トランプ政権による同盟への圧力が頂点に達し、ドイツ駐留米軍5000人削減の余波が朝鮮半島に及ぶ可能性が、具体的な数値で可視化され始めている。
単なる安全保障論にとどまらず、ワシントン界隈で伝えられてきた過去の報道と今回のドイツ削減比率を照合すると、駐韓米軍が直面し得る具体的な「請求書」の輪郭が浮かび上がる。
14%ルールと4,500人再配置の交差点
今回のドイツ駐留米軍の削減規模は、総勢約3万6千人の約14%、すなわち5000人程度に相当する。この14%という削減比率を、駐韓米軍の現行公称規模2万8500人にそのまま当てはめると、約3990人という計算になる。
単なる算術的推計に見えるかもしれないが、この数値は過去に米国防総省内部で確認された動きと符合している。
既に主要外電は、ペンタゴンが北朝鮮対応策の非公式な政策検討の一環として、駐韓米軍約4500人をグアムなどインド太平洋のほかの地域へ再配置する案を議論していると報じている。
ドイツ撤退の比率から導かれる約4000人と、戦略的再配置シナリオ上の4500人という数字がほぼ重なる形だ。
これは、トランプ政権が防衛費負担の増額や対中戦略への協力を迫る際にテーブルに載せ得る、最も現実的で影響力のあるてこが4000人台であることを示唆している。
議会の防御壁と1500人の現実論
ただし、4000人規模の部隊が直ちに朝鮮半島を離れる可能性は低い。駐韓米軍削減を阻む強力な法的・戦略的な枠組みが存在するためだ。

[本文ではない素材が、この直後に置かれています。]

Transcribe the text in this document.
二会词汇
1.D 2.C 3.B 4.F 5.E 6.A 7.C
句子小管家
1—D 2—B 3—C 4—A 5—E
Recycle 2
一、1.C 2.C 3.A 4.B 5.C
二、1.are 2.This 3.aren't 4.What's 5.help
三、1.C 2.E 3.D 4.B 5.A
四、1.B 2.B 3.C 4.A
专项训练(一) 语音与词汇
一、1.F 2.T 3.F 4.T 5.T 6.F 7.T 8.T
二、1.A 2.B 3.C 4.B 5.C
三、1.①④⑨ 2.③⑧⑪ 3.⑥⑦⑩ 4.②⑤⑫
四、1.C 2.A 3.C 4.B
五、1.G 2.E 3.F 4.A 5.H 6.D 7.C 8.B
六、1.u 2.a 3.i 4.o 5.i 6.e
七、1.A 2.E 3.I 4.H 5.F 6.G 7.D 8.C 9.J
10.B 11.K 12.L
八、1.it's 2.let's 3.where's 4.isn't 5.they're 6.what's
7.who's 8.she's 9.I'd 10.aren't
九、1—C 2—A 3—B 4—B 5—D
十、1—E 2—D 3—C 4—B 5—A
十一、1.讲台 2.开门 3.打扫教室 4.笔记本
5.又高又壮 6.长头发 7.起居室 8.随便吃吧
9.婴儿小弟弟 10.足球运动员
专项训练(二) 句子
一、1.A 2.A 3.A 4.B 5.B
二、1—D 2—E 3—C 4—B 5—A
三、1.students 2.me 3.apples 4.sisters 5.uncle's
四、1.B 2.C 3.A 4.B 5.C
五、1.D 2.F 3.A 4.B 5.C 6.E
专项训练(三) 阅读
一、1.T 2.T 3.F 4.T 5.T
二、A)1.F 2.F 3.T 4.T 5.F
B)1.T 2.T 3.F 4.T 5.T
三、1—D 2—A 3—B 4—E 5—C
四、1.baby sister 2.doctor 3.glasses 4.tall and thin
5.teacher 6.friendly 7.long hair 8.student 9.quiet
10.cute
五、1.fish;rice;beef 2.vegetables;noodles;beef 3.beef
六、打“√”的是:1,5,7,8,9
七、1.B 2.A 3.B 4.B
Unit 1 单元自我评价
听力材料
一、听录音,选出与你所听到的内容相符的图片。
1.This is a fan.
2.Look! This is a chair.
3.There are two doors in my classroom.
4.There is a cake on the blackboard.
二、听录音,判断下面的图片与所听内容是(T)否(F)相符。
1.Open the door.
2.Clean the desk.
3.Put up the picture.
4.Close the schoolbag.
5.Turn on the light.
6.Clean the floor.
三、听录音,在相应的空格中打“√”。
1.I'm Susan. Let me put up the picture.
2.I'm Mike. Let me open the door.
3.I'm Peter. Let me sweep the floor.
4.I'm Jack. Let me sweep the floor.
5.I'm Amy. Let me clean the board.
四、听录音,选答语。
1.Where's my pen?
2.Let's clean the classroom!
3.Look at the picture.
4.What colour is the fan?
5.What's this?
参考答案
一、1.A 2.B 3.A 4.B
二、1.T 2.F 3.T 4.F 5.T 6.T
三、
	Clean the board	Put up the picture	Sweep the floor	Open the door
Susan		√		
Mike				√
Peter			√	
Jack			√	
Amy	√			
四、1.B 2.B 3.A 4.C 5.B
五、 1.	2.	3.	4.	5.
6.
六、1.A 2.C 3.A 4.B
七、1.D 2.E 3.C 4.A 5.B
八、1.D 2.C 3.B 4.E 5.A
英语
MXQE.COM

米議会が可決した2026会計年度国防権限法(NDAA)は、駐韓米軍の規模を2万8500人未満に引き下げるために国防予算を使用することを厳しく制限している。
削減を強行するには、国防長官がその措置が米国の国家安全保障上の利益に合致し、韓国を含む同盟国と適切に協議したことを議会に対して直接示さなければならないという高いハードルが存在する。
韓米の防衛当局も、これまで駐韓米軍削減に関する公式の議論は行われていないと明言している。

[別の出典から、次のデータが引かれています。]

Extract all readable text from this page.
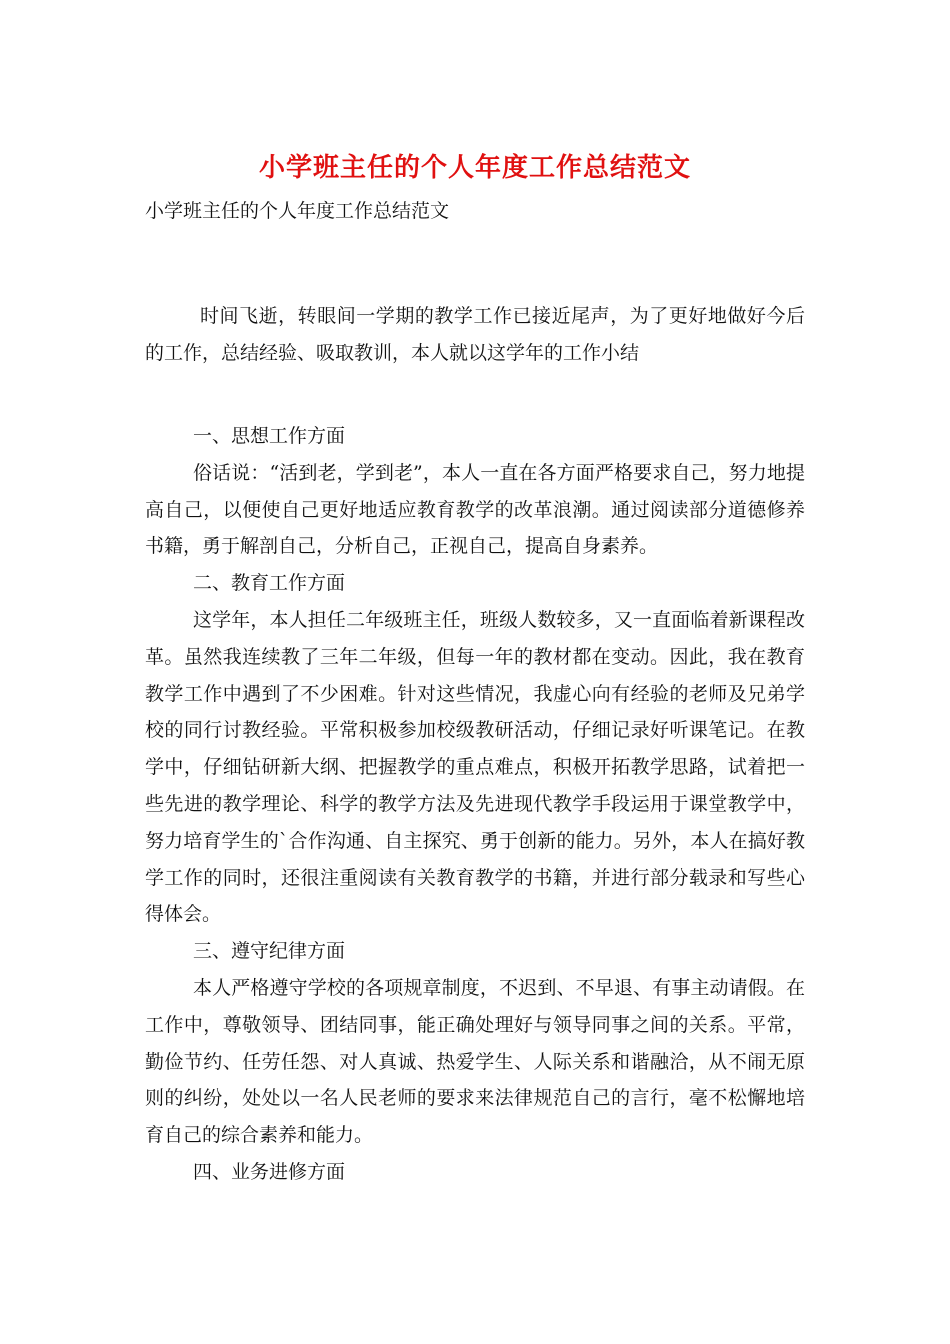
小学班主任的个人年度工作总结范文
小学班主任的个人年度工作总结范文

时间飞逝，转眼间一学期的教学工作已接近尾声，为了更好地做好今后的工作，总结经验、吸取教训，本人就以这学年的工作小结

一、思想工作方面

俗话说：“活到老，学到老”，本人一直在各方面严格要求自己，努力地提高自己，以便使自己更好地适应教育教学的改革浪潮。通过阅读部分道德修养书籍，勇于解剖自己，分析自己，正视自己，提高自身素养。

二、教育工作方面

这学年，本人担任二年级班主任，班级人数较多，又一直面临着新课程改革。虽然我连续教了三年二年级，但每一年的教材都在变动。因此，我在教育教学工作中遇到了不少困难。针对这些情况，我虚心向有经验的老师及兄弟学校的同行讨教经验。平常积极参加校级教研活动，仔细记录好听课笔记。在教学中，仔细钻研新大纲、把握教学的重点难点，积极开拓教学思路，试着把一些先进的教学理论、科学的教学方法及先进现代教学手段运用于课堂教学中，努力培育学生的`合作沟通、自主探究、勇于创新的能力。另外，本人在搞好教学工作的同时，还很注重阅读有关教育教学的书籍，并进行部分载录和写些心得体会。

三、遵守纪律方面

本人严格遵守学校的各项规章制度，不迟到、不早退、有事主动请假。在工作中，尊敬领导、团结同事，能正确处理好与领导同事之间的关系。平常，勤俭节约、任劳任怨、对人真诚、热爱学生、人际关系和谐融洽，从不闹无原则的纠纷，处处以一名人民老师的要求来法律规范自己的言行，毫不松懈地培育自己的综合素养和能力。

四、业务进修方面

こうした制約を踏まえると、ペンタゴンが短期的に実行できる手は、戦闘部隊の大規模撤収よりむしろ約1500人前後の部隊の任務調整や柔軟性の確保にとどまる可能性が高い。
ワシントンの一部保守系シンクタンクからは、駐韓米軍を1万人規模に大幅縮小せよという極端な主張が出ることもあるが、これは政策実行案というよりトランプ陣営内の強硬派のトーンを示す象徴的な主張に近い。

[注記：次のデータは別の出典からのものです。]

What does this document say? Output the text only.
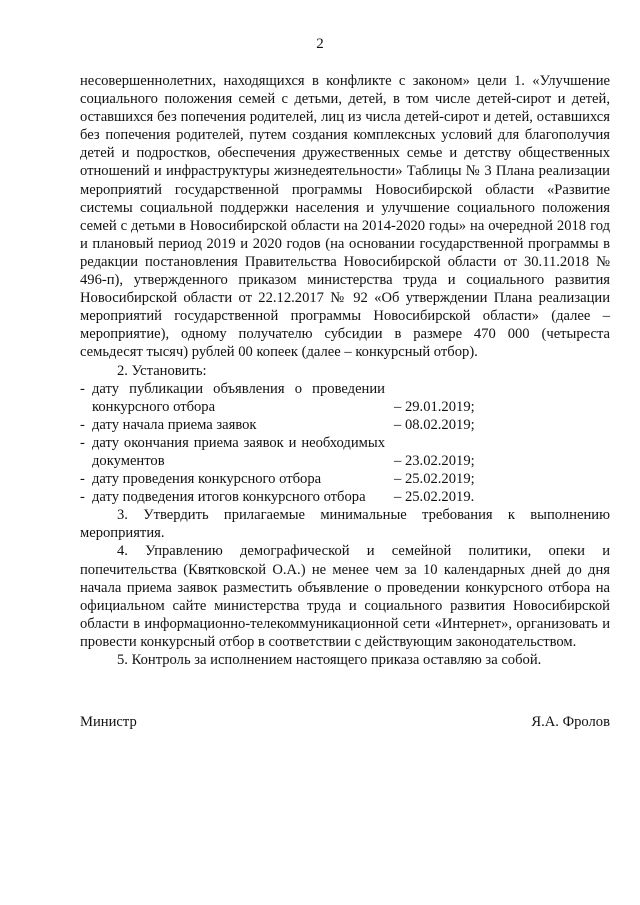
2

несовершеннолетних, находящихся в конфликте с законом» цели 1. «Улучшение социального положения семей с детьми, детей, в том числе детей-сирот и детей, оставшихся без попечения родителей, лиц из числа детей-сирот и детей, оставшихся без попечения родителей, путем создания комплексных условий для благополучия детей и подростков, обеспечения дружественных семье и детству общественных отношений и инфраструктуры жизнедеятельности» Таблицы № 3 Плана реализации мероприятий государственной программы Новосибирской области «Развитие системы социальной поддержки населения и улучшение социального положения семей с детьми в Новосибирской области на 2014-2020 годы» на очередной 2018 год и плановый период 2019 и 2020 годов (на основании государственной программы в редакции постановления Правительства Новосибирской области от 30.11.2018 № 496-п), утвержденного приказом министерства труда и социального развития Новосибирской области от 22.12.2017 № 92 «Об утверждении Плана реализации мероприятий государственной программы Новосибирской области» (далее – мероприятие), одному получателю субсидии в размере 470 000 (четыреста семьдесят тысяч) рублей 00 копеек (далее – конкурсный отбор).

2. Установить:

- дату публикации объявления о проведении конкурсного отбора	– 29.01.2019;
- дату начала приема заявок	– 08.02.2019;
- дату окончания приема заявок и необходимых документов	– 23.02.2019;
- дату проведения конкурсного отбора	– 25.02.2019;
- дату подведения итогов конкурсного отбора	– 25.02.2019.

3. Утвердить прилагаемые минимальные требования к выполнению мероприятия.

4. Управлению демографической и семейной политики, опеки и попечительства (Квятковской О.А.) не менее чем за 10 календарных дней до дня начала приема заявок разместить объявление о проведении конкурсного отбора на официальном сайте министерства труда и социального развития Новосибирской области в информационно-телекоммуникационной сети «Интернет», организовать и провести конкурсный отбор в соответствии с действующим законодательством.

5. Контроль за исполнением настоящего приказа оставляю за собой.

Министр	Я.А. Фролов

結局のところ、4000人規模の削減論は即時の撤収タイムラインというよりも、同盟国に財政負担と戦略的貢献の拡大を迫るための精密な交渉上の圧力装置として提示されている側面が強い。
帳簿上の数字と戦略的柔軟性を同時に突きつけるワシントンの新たな計算の前で、我が軍も従来の防御論理を超えて地域での抑止力を自ら示すという厳しい試練に直面している。